The eight-storey building occupies a 696 square metre (7,492 square foot) site and was completed in 1933. Redevelopment of the site would allow for substantial expansion from the current building’s 5,800 square metres of space. Dentsu did not identify the buyer of the asset.
After Brookfield made its largest-ever bet on Japan with Meguro Gajoen, which includes the Japanese headquarters of e-commerce giant Amazon, a key executive told the Mingtiandi Tokyo Forum last November that the Canadian giant would pursue more deals across a range of opportunities in Asia’s busiest real estate market.

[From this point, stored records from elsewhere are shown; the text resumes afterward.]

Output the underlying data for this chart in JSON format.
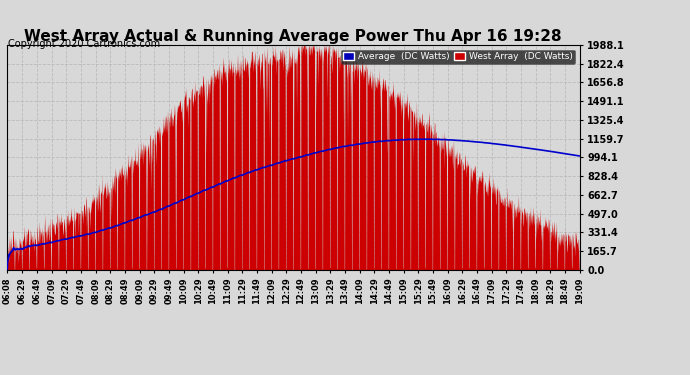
{
  "title": "West Array Actual & Running Average Power Thu Apr 16 19:28",
  "copyright": "Copyright 2020 Cartronics.com",
  "background_color": "#d8d8d8",
  "plot_bg_color": "#d8d8d8",
  "yticks": [
    0.0,
    165.7,
    331.4,
    497.0,
    662.7,
    828.4,
    994.1,
    1159.7,
    1325.4,
    1491.1,
    1656.8,
    1822.4,
    1988.1
  ],
  "ymax": 1988.1,
  "ymin": 0.0,
  "legend_avg_label": "Average  (DC Watts)",
  "legend_west_label": "West Array  (DC Watts)",
  "legend_avg_bg": "#0000bb",
  "legend_west_bg": "#cc0000",
  "xtick_labels": [
    "06:08",
    "06:29",
    "06:49",
    "07:09",
    "07:29",
    "07:49",
    "08:09",
    "08:29",
    "08:49",
    "09:09",
    "09:29",
    "09:49",
    "10:09",
    "10:29",
    "10:49",
    "11:09",
    "11:29",
    "11:49",
    "12:09",
    "12:29",
    "12:49",
    "13:09",
    "13:29",
    "13:49",
    "14:09",
    "14:29",
    "14:49",
    "15:09",
    "15:29",
    "15:49",
    "16:09",
    "16:29",
    "16:49",
    "17:09",
    "17:29",
    "17:49",
    "18:09",
    "18:29",
    "18:49",
    "19:09"
  ],
  "grid_color": "#bbbbbb",
  "fill_color": "#cc0000",
  "line_color": "#0000cc",
  "title_color": "#000000",
  "title_fontsize": 11,
  "copyright_fontsize": 7
}
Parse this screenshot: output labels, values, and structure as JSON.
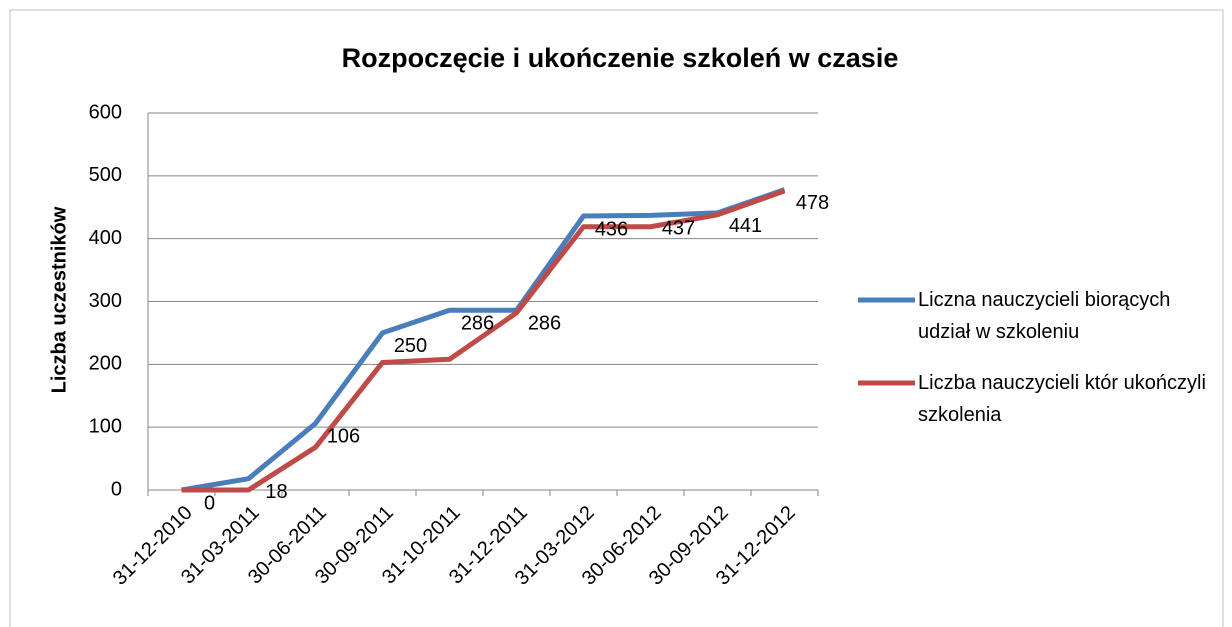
{
  "chart_data": {
    "type": "line",
    "title": "Rozpoczęcie i ukończenie szkoleń w czasie",
    "y_label": "Liczba uczestników",
    "categories": [
      "31-12-2010",
      "31-03-2011",
      "30-06-2011",
      "30-09-2011",
      "31-10-2011",
      "31-12-2011",
      "31-03-2012",
      "30-06-2012",
      "30-09-2012",
      "31-12-2012"
    ],
    "series": [
      {
        "name": "Liczna nauczycieli biorących udział w szkoleniu",
        "color": "#4a7ebb",
        "values": [
          0,
          18,
          106,
          250,
          286,
          286,
          436,
          437,
          441,
          478
        ],
        "show_labels": true
      },
      {
        "name": "Liczba nauczycieli któr ukończyli szkolenia",
        "color": "#be4b48",
        "values": [
          0,
          0,
          68,
          203,
          208,
          282,
          419,
          419,
          438,
          476
        ],
        "show_labels": false
      }
    ],
    "ylim": [
      0,
      600
    ],
    "yticks": [
      0,
      100,
      200,
      300,
      400,
      500,
      600
    ],
    "grid": true,
    "legend": "right"
  }
}
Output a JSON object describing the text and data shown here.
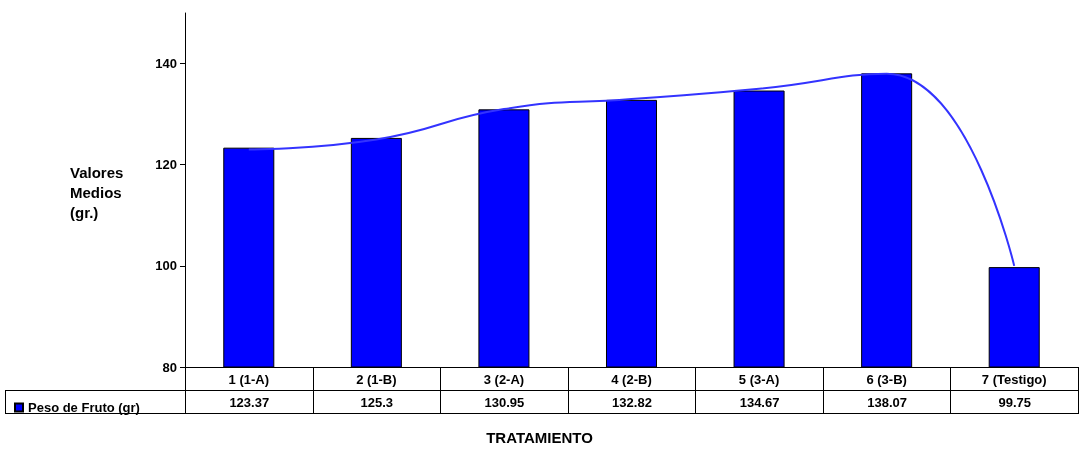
{
  "chart_data": {
    "type": "bar",
    "xlabel": "TRATAMIENTO",
    "ylabel": "Valores\nMedios\n(gr.)",
    "categories": [
      "1 (1-A)",
      "2 (1-B)",
      "3 (2-A)",
      "4 (2-B)",
      "5 (3-A)",
      "6 (3-B)",
      "7 (Testigo)"
    ],
    "series": [
      {
        "name": "Peso de Fruto (gr)",
        "color": "#0000ff",
        "values": [
          123.37,
          125.3,
          130.95,
          132.82,
          134.67,
          138.07,
          99.75
        ],
        "value_labels": [
          "123.37",
          "125.3",
          "130.95",
          "132.82",
          "134.67",
          "138.07",
          "99.75"
        ]
      },
      {
        "type": "line",
        "color": "#3333ff",
        "marker": "none",
        "values": [
          123,
          125,
          131,
          133,
          135,
          138,
          100
        ]
      }
    ],
    "ylim": [
      80,
      150
    ],
    "yticks": [
      80,
      100,
      120,
      140
    ],
    "grid": false,
    "legend": "bottom left"
  }
}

“Inflation is helping push up rents,” Andrew Burych, the group’s head of East Asia real estate, said at the time. “You’re starting to see that rent growth come through and the currency has fallen to a place where it’s pretty interesting to invest. So you’ve got all of these things happening at the same time.”
Shopping for Landmarks
Brookfield is adding its Tokyo trophy amid a wave of overseas fund managers buying up landmark buildings in the city.
In early 2025, US private equity titan Blackstone acquired a Chiyoda ward commercial complex, Tokyo Garden Terrace Kioicho, from Seibu Holdings for $2.6 billion, marking the largest-ever real estate acquisition by a foreign investor in Japan.
Also in last year’s first half, Hong Kong-based Gaw Capital Partners teamed with Singaporean group Patience Capital to buy the Tokyu Plaza Ginza mall for $1 billion.
Private equity majors KKR and PAG closed out 2025 by announcing their acquisition of Sapporo Real Estate in a deal valuing the brewing giant’s property assets and operations at JPY 477 billion ($3 billion). Those assets include Yebisu Garden Place, a mixed-use complex spanning an 83,000 square metre site in Shibuya ward.